First, we do the error analysis. Note that \[\begin{align} \left| \sum_{j=1}^n \frac{\sigma_j^2}{\tilde{\sigma}_j^2} \log \tilde{\sigma}_j - \sum_{j=1}^n \log \sigma_j \right| &\leq& \left|\sum_{j=1}^n \frac{\sigma_j^2}{\tilde{\sigma}_j^2} \log \tilde{\sigma}_j - \sum_{j=1}^n \frac{\sigma_j^2}{\tilde{\sigma}_j^2}\log \sigma_j \right| + \left|\sum_{j=1}^n \frac{\sigma_j^2}{\tilde{\sigma}_j^2} \log\sigma_j - \sum_{j=1}^n \log \sigma_j \right| \\ &\leq& \sum_{j=1}^n \frac{\sigma_j^2}{\tilde{\sigma}_j^2} |\log \tilde{\sigma}_j - \log \sigma_j | + \sum_{j=1}^n \frac{|\sigma_j^2-\tilde{\sigma}_j^2|}{\tilde{\sigma}_j^2} |\log \sigma_j | \\ &\leq& \sum_{j=1}^n (1 + \frac{\epsilon_1}{\tilde{\sigma}_j})^2 (\frac{\epsilon_1}{\tilde{\sigma}_j}+O(\frac{\epsilon_1^2}{\tilde{\sigma}_j^2})) + (2\kappa\epsilon_1 +\kappa^2\epsilon_1^2) |\log\det(A)| \\ &\leq& n (\kappa\epsilon_1+O(\kappa^2\epsilon_1^2)) + (2\kappa\epsilon_1 +\kappa^2\epsilon_1^2) |\log \det(A)| \\ &=& (n+2|\log \det(A)|) (\kappa\epsilon_1+O(\kappa^2\epsilon_1^2)). \end{align}\] In the third inequality, we use the result that \(\sigma_j\leq \tilde{\sigma}_j+\epsilon_1\).

Denote \(P'\) as the \(\epsilon_2\)-approximation of \(P\) obtained by amplitude estimation, then the above analysis shows that \(-\|A\|_F^2P'/C^2\) is an \((n+2|\log \det(A)|) (\kappa \epsilon_1 + O(\kappa^2 \epsilon_1^2)) +\epsilon_2\|A\|_F^2/C^2\) approximation of \(\log\det(A)\).
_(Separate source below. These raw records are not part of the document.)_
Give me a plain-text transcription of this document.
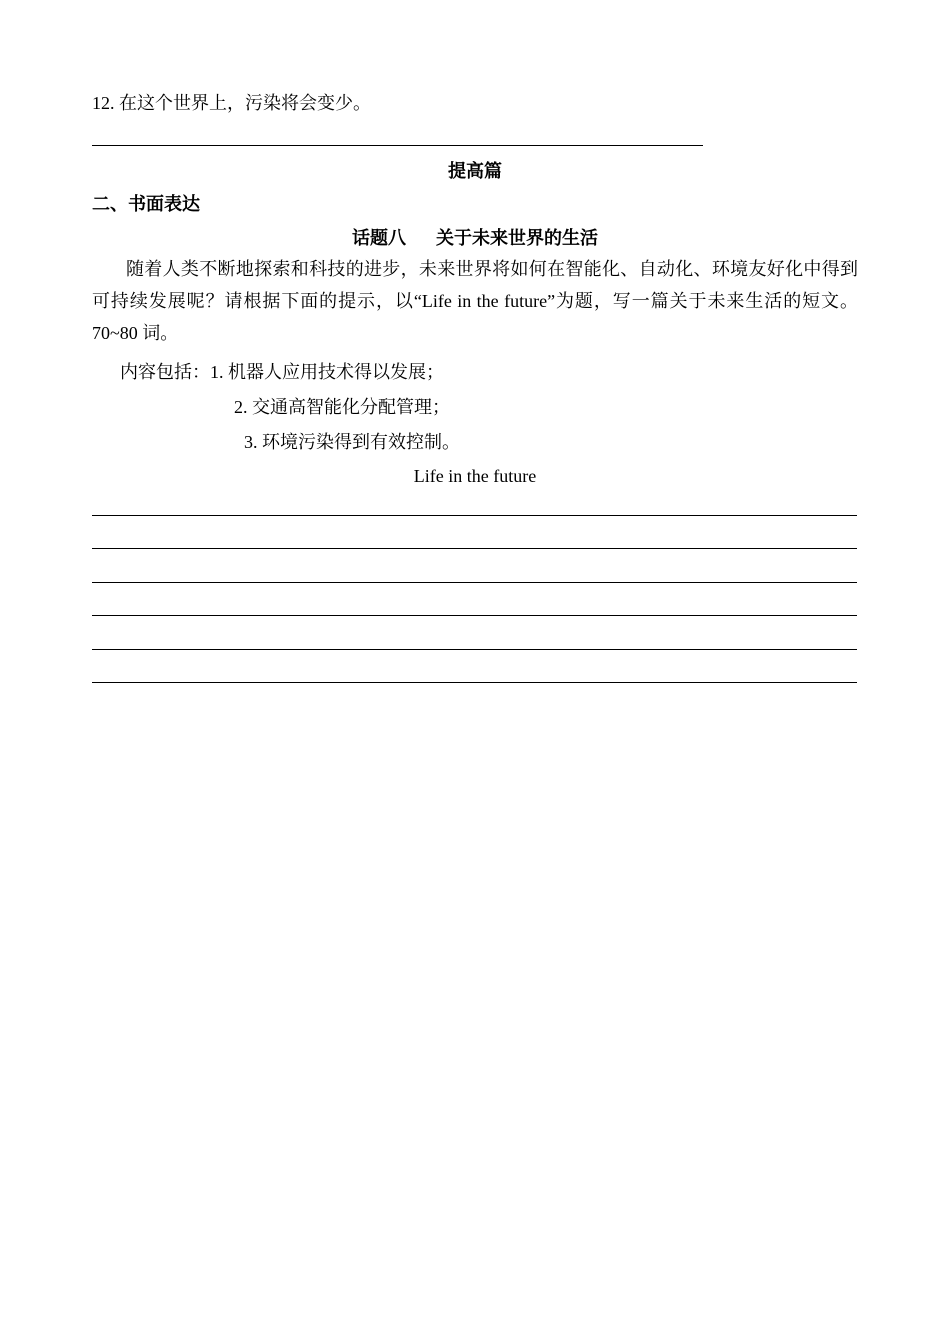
12. 在这个世界上，污染将会变少。
提高篇
二、书面表达
话题八 关于未来世界的生活
随着人类不断地探索和科技的进步，未来世界将如何在智能化、自动化、环境友好化中得到可持续发展呢？请根据下面的提示，以“Life in the future”为题，写一篇关于未来生活的短文。70~80 词。
内容包括：1. 机器人应用技术得以发展；
2. 交通高智能化分配管理；
3. 环境污染得到有效控制。
Life in the future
Note that

\[\begin{align} && (n+2|\log \det(A)|) (\kappa \epsilon_1 + O(\kappa^2 \epsilon_1^2)) +\epsilon_2\|A\|_F^2/C^2 \\ &=& (n+2|\log \det(A)|) (\kappa \epsilon_1 + O(\kappa^2 \epsilon_1^2)) +\epsilon_2 \|A\|_F^2 \kappa^2\log \kappa \\ &\leq& (n+2n\log \kappa) (\kappa \epsilon_1 + O(\kappa^2 \epsilon_1^2)) +n\epsilon_2 \kappa^2\log \kappa \\ &=& O(n\epsilon_1\kappa\log \kappa+n\epsilon_2\kappa^2\log \kappa). \end{align}\]

To make sure the above error is bounded by \(n\epsilon\) it suffcies to choose \(\epsilon_1=\epsilon/\kappa\log \kappa\) and \(\epsilon_2=\epsilon/\kappa^2\log \kappa\).
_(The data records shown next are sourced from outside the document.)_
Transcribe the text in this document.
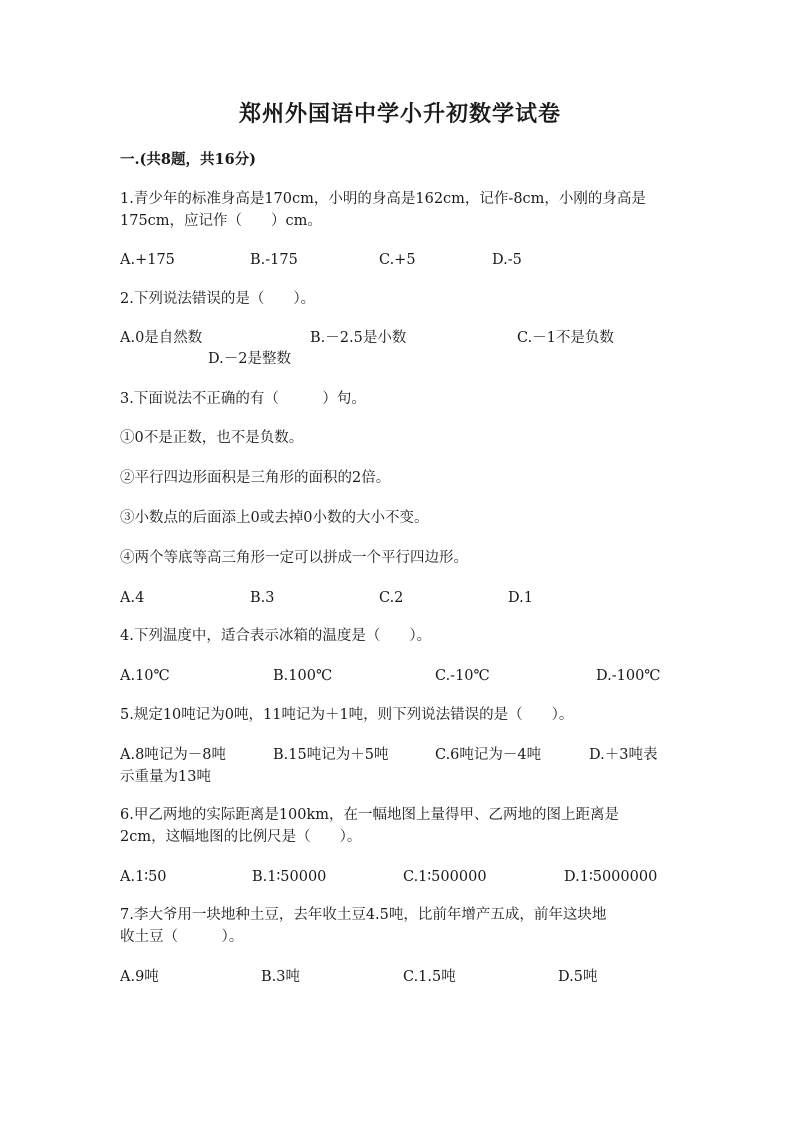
郑州外国语中学小升初数学试卷
一.(共8题，共16分)
1.青少年的标准身高是170cm，小明的身高是162cm，记作-8cm，小刚的身高是
175cm，应记作（　　）cm。
A.+175	B.-175	C.+5	D.-5
2.下列说法错误的是（　　）。
A.0是自然数	B.－2.5是小数	C.－1不是负数
D.－2是整数
3.下面说法不正确的有（　　　）句。
①0不是正数，也不是负数。
②平行四边形面积是三角形的面积的2倍。
③小数点的后面添上0或去掉0小数的大小不变。
④两个等底等高三角形一定可以拼成一个平行四边形。
A.4	B.3	C.2	D.1
4.下列温度中，适合表示冰箱的温度是（　　）。
A.10℃	B.100℃	C.-10℃	D.-100℃
5.规定10吨记为0吨，11吨记为＋1吨，则下列说法错误的是（　　）。
A.8吨记为－8吨	B.15吨记为＋5吨	C.6吨记为－4吨	D.＋3吨表
示重量为13吨
6.甲乙两地的实际距离是100km，在一幅地图上量得甲、乙两地的图上距离是
2cm，这幅地图的比例尺是（　　）。
A.1∶50	B.1∶50000	C.1∶500000	D.1∶5000000
7.李大爷用一块地种土豆，去年收土豆4.5吨，比前年增产五成，前年这块地
收土豆（　　　）。
A.9吨	B.3吨	C.1.5吨	D.5吨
Now we do the runtime analysis. The runtime of the algorithm mainly comes from the using of SVE and the performing of amplitude estimation on the state in ((7.1)). Using quantum singular value estimation, the complexity to obtain the state (7.1) is \(\widetilde{O}(\mu /\epsilon_1)\). The complexity to perform amplitude estimation is \(\widetilde{O}(\mu /\epsilon_1\epsilon_2)=\widetilde{O}(\mu \kappa^3(\log \kappa)^2/\epsilon^2)\).